Das zweite Problem ist, dass gesellschaftliche Mittel, die in den Fussball fliessen, unklug und ungleich verteilt werden. Da gibt Borussia Dortmund zum Beispiel in zehn Jahren 1,3 Milliarden Euro für Transfers aus, die überhaupt nicht nötig wären. Das sind unsere gesellschaftlichen Gelder, die vergeudet werden. Das dritte Problem ist die Verantwortung für die Klimakatastrophe, die vielen nicht in der Dramatik bekannt ist. Die Reichen des Fussballs tragen massiv dazu bei. Ein Beispiel: Eine einzige Yacht von Roman Abramowitsch stösst im Jahr mehr aus als 1.400 Durchschnittsbürger. Das vierte Problem ist eines, über das überhaupt nicht gesprochen wird, nämlich dass Fussball ein System ist, das nur Sieg und Niederlage belohnt. Es geht nicht um Kooperation oder um Kreativität, nur um Dominanz und Auslese – das prägt Menschen und die Gesellschaft. Das fünfte Problem schliesslich ist die Wettbewerbsstruktur. Man redet von einem Leistungsfussball, in Wirklichkeit ist es aber ein Fussball, der nicht Leistung belohnt, sondern es wird beispielsweise der Klub belohnt, der zufällig in einer Grossstadt ist oder guten Zugang zu Sponsoren hat und der noch einen Investor gefunden hat. Mit Belohnung von guter Leistung hat das nichts zu tun.

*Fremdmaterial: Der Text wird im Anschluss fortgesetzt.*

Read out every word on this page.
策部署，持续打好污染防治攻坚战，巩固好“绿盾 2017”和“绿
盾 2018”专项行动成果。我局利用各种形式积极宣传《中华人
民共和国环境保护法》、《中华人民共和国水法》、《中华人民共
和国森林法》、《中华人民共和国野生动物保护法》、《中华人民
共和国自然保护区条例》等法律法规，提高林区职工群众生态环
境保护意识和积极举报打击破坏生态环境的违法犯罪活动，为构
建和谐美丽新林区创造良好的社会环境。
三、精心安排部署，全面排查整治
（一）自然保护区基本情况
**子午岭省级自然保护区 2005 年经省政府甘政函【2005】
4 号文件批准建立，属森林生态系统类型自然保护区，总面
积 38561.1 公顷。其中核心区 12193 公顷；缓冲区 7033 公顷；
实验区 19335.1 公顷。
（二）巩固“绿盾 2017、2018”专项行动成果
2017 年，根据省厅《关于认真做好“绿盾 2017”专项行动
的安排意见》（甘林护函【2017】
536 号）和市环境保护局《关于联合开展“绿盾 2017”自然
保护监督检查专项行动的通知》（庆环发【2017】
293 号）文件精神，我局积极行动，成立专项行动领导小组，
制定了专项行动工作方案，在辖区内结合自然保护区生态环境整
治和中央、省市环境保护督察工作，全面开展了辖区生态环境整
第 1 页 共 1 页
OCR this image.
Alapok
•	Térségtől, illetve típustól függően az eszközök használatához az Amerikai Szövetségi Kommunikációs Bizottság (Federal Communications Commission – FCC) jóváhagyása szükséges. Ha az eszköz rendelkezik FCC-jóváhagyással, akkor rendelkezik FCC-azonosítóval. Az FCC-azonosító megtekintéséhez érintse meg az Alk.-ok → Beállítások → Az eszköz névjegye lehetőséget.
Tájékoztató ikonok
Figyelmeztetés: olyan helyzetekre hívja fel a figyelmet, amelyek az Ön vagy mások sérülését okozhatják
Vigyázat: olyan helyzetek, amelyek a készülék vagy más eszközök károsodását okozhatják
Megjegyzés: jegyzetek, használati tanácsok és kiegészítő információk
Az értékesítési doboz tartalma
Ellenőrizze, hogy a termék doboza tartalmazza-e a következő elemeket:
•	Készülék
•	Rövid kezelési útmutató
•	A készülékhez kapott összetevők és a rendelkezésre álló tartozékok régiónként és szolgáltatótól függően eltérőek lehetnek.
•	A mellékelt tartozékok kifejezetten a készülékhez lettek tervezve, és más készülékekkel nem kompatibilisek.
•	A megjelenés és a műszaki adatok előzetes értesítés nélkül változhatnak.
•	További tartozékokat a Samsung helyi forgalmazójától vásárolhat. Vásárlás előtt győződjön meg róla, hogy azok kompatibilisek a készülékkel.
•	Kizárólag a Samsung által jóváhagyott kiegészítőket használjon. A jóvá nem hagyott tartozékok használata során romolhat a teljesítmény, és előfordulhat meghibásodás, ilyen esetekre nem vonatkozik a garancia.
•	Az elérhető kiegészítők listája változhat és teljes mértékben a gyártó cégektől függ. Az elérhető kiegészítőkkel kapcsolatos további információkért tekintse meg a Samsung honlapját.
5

Wie könnte ein besserer Fussball aussehen?
Es ist wichtig, dass wir anders belohnen. Aktuell wünschen wir uns vielleicht vom Fussball, dass er nachhaltig und demokratisch ist und dass er der Gesellschaft einen guten Beitrag leistet. All das wird aber nicht belohnt. Belohnt wird nur der sportliche Erfolg der Mannschaft. Wenn ich einen ethischen Fussball haben will, muss ich den Fussball auch so strukturieren, dass ethisches Engagement mit Punkten belohnt wird. Vereine, die etwa nachhaltig sind oder soziale Arbeit mit Mädchen und jungen Frauen oder viel Breitensport ermöglichen, müssen in der Tabelle mit Punkten belohnt werden. Ein zweiter Aspekt ist, dass wir anfangen, die Wirtschaft zu demokratisieren. Wir leben zwar in einer demokratisch organisierten Politik, aber nicht in einer demokratisch organisierten Wirtschaft. Wir können als Gesellschaft nicht darüber verfügen, welche Gelder in den Fussball fliessen und wohin dort. Wenn wir in dieser Systemkrise das Ruder überhaupt noch rumreissen wollen, geht das nicht im Kapitalismus. Man muss also mit dem Fussball darüber verhandeln, welche Mittel ihm eigentlich zustehen und wofür.
Welche der Ideen wäre Ihrer Meinung nach am einfachsten umzusetzen?
Grundsätzlich sind die Ideen, die einfach oder schnell umzusetzen sind, meistens nicht die Ideen, die viel verändern. Schnell umzusetzen wären aber mehr Beteiligung und Gleichberechtigung, zum Beispiel von Frauen im Hinblick auf medizinische Versorgung, Kinderwunsch und Versicherung im Fussball. So etwas liesse sich verhältnismässig einfach umsetzen und hätte eine grosse Wirkung für Frauen im Fussball. Wenn wir etwas an der Art und Weise verändern wollen, wie Fussball als Geschäft und gesellschaftliches Gut funktioniert, müssen wir an den eben erwähnten grossen Problemen arbeiten. Es ist wichtig, zu betonen, dass wir dafür nicht mehr so viel Zeit haben. Viele im Fussball haben das noch nicht verstanden. Die haben nicht verstanden, dass wir, um die Klimakatastrophe einigermassen unter Kontrolle zu halten, noch ungefähr zehn Jahre Zeit haben. Der wachstumsorientierte Fussball, wie er aktuell ist, kann nicht weiter existieren. Es braucht einen neuen Entwurf für Fussball. Eine leichte Änderung, die billig viel bewirkt, gibt es dabei leider nicht.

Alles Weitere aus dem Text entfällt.